Despite his stridently nationalist rhetoric, Beijing’s ‘sharp power’ poses no threat to other nations, according to Chinese President Xi Jinping.
Speaking at the close of the annual session of the National People’s Congress yesterday, Xi, who was given a second five-year term over the weekend, also stressed the leadership of the Chinese Communist Party (CCP) over all aspects of the Chinese society, the Straits Times reports.
“China will never develop itself at the expense of the interests of other countries,” he said. “China’s development will not pose a threat to any country… China will never seek hegemony and never engage in expansion,” he added.
Xi’s claims came as the Foreign Affairs Committee of the US House of Representatives prepared to hold a hearing on “U.S. Responses to China’s Foreign Influence Operations.” Witnesses included Shanthi Kalathil, Director of the National Endowment for Democracy’s International Forum for Democratic Studies.
“As China’s power grows, so too does its influence,” said committee chairman Rep. Ted Yoho. “An outgrowth of its totalitarian control at home, China’s foreign influence operations have been called ‘sharp power,’ differing from the traditional model of ‘soft power’ because they are covert and coercive. They are based not on China’s inherent attractiveness and persuasiveness, but on the Chinese Communist Party’s ability to control information and suppress criticism and competing ideas.”
Xi transformed this year’s extended meeting into an adulatory celebration of him and his policies to permanently install the Communist Party at the heart of China’s resurgence. He is now officially China’s “national helmsman,” an accolade echoing one of the honorifics used for Mao, the “great helmsman,” the New York Times adds.

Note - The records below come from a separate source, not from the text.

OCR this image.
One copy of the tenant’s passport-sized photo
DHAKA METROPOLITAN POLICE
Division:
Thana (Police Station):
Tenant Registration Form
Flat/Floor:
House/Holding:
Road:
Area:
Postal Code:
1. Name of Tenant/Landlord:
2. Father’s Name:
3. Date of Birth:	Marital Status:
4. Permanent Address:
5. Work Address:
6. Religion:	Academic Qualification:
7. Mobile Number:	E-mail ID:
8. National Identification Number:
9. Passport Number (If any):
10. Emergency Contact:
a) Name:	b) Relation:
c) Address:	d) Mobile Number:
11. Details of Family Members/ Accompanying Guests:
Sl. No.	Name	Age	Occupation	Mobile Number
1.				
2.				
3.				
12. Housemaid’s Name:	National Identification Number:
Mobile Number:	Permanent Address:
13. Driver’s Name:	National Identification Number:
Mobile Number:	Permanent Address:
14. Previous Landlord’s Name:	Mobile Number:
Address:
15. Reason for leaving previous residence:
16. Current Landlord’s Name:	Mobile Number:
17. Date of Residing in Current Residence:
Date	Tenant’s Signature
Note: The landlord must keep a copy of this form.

“I don’t like the word Maoist, but Xi really is bringing back the party in charge, but also bringing back a personified power in charge,” said Ryan Manuel, an expert on the Chinese Communist Party at the University of Hong Kong. “But personifying power has risks,” he said. “Xi has, better than anyone since Mao, gone around the checks and balances that were placed on him.”
Broken post-Mao-era taboo
“Xi and his supporters within the Chinese Communist Party have broken the post-Mao-era taboo of promoting one individual leader above the whole party,” said Anne-Marie Brady, a professor of political science at the University of Canterbury in New Zealand who studies Chinese propaganda.
The sharp elbows behind Beijing’s sharp power were in evidence at the United Nations this week.
The Chinese government interrupted UN testimony by one of its most well-known former political prisoners, who took the floor on behalf of the Geneva based human rights group UN Watch, as he addressed the 47-nation Human Rights Council in Geneva. China lashed out at the end, saying in a right of reply that “NGOs and individuals with ulterior motives use this forum to fulfill their evil purposes,” UN Watch reports:
Before the speech, one of the Chinese government delegates sought to intimidate the speaker, Dr. Yang Jianli (right), by taking pictures of him outside the hall for more than 10 minutes. UN Watch has filed a formal complaint with UNHRC President Vojislav Suc, demanding that the Chinese delegate-believed to be Mr. Wei Zhimin be permanently expelled from the UN.
Only moments into his speech, Dr. Yang was interrupted by China, which falsely claimed that he was not properly accredited with UN Watch. In two other interruptions, China claimed that Yang was not addressing the correct topic, which was universal human rights as enshrined in the 1993 Vienna Declaration. In 2014, as reported in the New York Times, China also spied on and intimidated a Chinese human rights defender brought by UN Watch. In 2015, Reuters reported on China’s escalating use of intimidation tactics to silence its critics at the UN.
“The Chinese delegation were trying to intimidate me, but their efforts were in vain,” said Dr. Yang. “They should know me better: I endured lengthy solitary confinement, and even a death threat.”
“I really appreciate that UN Watch granted me this rare opportunity to directly confront the Chinese government, and to make the true voice of the Chinese people heard at the UN and before the world, to give a voice for the voiceless.”
Meanwhile, a debate over whether Beijing’s Belt and Road Initiative (BRI) is a form of Chinese state-sponsored power projection is still raging, as is the question of whether the BRI is a form of soft power or sharp power, analyst Alessandro Arduino writes for the Diplomat.
Democratic Taiwan threatened?
The acclaim for Xi and his stridently nationalist rhetoric has unnerved Chinese people and foreign observers who fear hubris by a leader unrestrained by checks and balances, the Times adds:
In private chats over recent weeks, retired officials and academics in Beijing have also said Mr. Xi’s inflated power may encourage him to press harder for the return of Taiwan, the democratically governed island that Beijing views as a breakaway province. Mr. Xi’s latest comments appeared likely to encourage that view.
“Now you have almost all the power in your hands, and you have all the trusted people on your team, you need to deliver miracles,” said Ding Xueliang, a professor at the Hong Kong University of Science and Technology who studies Chinese politics. “Xi Jinping needs to deliver something big, and Taiwan is something very, very big.”